June 15, 2019
This year the Missouri Conference’s Soul Connections retreat embraced a tool that many people have used for growth for decades: the Enneagram. The Enneagram is a personality system that combines both psychology and spirituality in the search for self-awareness and self-acceptance. It describes nine different ways of thinking, feeling, behaving and seeing the world.
The workshop at the Lake of the Ozarks was led by Marci Madary, who has looked at the world around her through the lens of the Enneagram for all of her adult life. She describes it as a tool of intersection that helped her learn how to be the best version of herself.
“It’s using like side mirrors on car, I learned to see my blindspots,” she said. “It helps me understand why we do what we do. It also helps me move from compulsion to choice. It taught me to ask myself, ‘Is that behavior going to get me to where I want to go?’”
It’s not a cure for personality traits that can cause conflict, but it can help. One person told Madary it helps her identify her quirks more quickly and apologize faster.
For example, a one is a perfectionist.
“They don’t strive for perfection in as much as avoid imperfection,” Madary said. “A one will keep poking you in the same spot, over and over and over. They don’t realize how critical they are. They are very sensitive to criticism because they are so hard on themselves.”
A nine is a mediator, or peacemaker, and just wants to get along. Most people love nines, but they can have their pitfalls when they hide in excessive behaviors to dodge conflict.
“Even positive activities, like reading and exercise, can be negative if they are done to the extreme in order to avoid life,” Madary said.
Another example is a five is an observer or leaner. A five loves information, sends out an agenda a week ahead of time and knows all sides of an issue. Fives tend to be protective of their time and resources.
“If you choose to use the enneagram as a tool you have to lean into some really hard stuff,” Madary said. “Like for a five, you might ask ‘What is hard for me to give away?’”

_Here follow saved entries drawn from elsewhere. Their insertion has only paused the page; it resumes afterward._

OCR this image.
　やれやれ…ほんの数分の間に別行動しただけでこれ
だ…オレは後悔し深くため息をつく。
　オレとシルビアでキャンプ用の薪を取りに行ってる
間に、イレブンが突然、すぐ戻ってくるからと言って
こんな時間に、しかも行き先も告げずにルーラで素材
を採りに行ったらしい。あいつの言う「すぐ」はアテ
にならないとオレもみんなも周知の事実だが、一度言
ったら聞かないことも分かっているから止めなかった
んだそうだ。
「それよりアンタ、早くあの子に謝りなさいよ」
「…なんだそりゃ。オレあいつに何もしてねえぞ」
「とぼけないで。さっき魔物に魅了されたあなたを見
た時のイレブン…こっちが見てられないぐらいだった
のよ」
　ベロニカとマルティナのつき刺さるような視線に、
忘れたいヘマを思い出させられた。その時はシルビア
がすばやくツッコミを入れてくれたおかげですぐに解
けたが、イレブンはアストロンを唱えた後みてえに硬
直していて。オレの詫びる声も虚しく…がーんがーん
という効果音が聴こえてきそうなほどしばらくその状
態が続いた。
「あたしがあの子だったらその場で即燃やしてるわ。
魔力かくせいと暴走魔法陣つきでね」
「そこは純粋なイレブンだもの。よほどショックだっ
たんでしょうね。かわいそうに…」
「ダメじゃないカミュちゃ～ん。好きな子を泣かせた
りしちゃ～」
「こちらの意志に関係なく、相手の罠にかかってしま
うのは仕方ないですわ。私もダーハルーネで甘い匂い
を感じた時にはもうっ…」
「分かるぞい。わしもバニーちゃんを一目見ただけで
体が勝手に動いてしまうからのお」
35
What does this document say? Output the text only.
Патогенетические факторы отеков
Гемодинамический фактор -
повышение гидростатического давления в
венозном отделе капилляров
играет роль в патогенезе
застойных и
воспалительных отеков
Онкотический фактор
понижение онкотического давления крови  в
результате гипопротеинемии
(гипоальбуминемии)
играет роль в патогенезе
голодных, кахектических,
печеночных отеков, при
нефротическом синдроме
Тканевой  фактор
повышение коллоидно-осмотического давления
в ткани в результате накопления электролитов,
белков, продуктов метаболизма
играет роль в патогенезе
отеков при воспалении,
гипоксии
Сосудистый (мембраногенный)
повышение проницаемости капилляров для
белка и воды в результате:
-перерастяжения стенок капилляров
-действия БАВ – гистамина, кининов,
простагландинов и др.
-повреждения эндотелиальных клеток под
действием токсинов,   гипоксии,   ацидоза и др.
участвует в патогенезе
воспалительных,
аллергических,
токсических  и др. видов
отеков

When asked about matching numbers, Madary said there are no bad pairings with Enneagrams – all types can learn to work together. One person said she could immediately identify many people in each category, but she couldn’t place her husband, whom she has known for 20 years.
“The healthier you are, the more these look alike,” Madary said. “The less healthy, the more these traits really come out.”
Madary offered two prohibitions: 1. You discern your own number but don’t try to tell other people what their number is or how they have it wrong. 2. You don’t get to blame your own bad behavior on your Enneagram type.
“You can’t just say, ‘I might be loud and obnoxious, but I’m an eight so get over it,’” Madray said.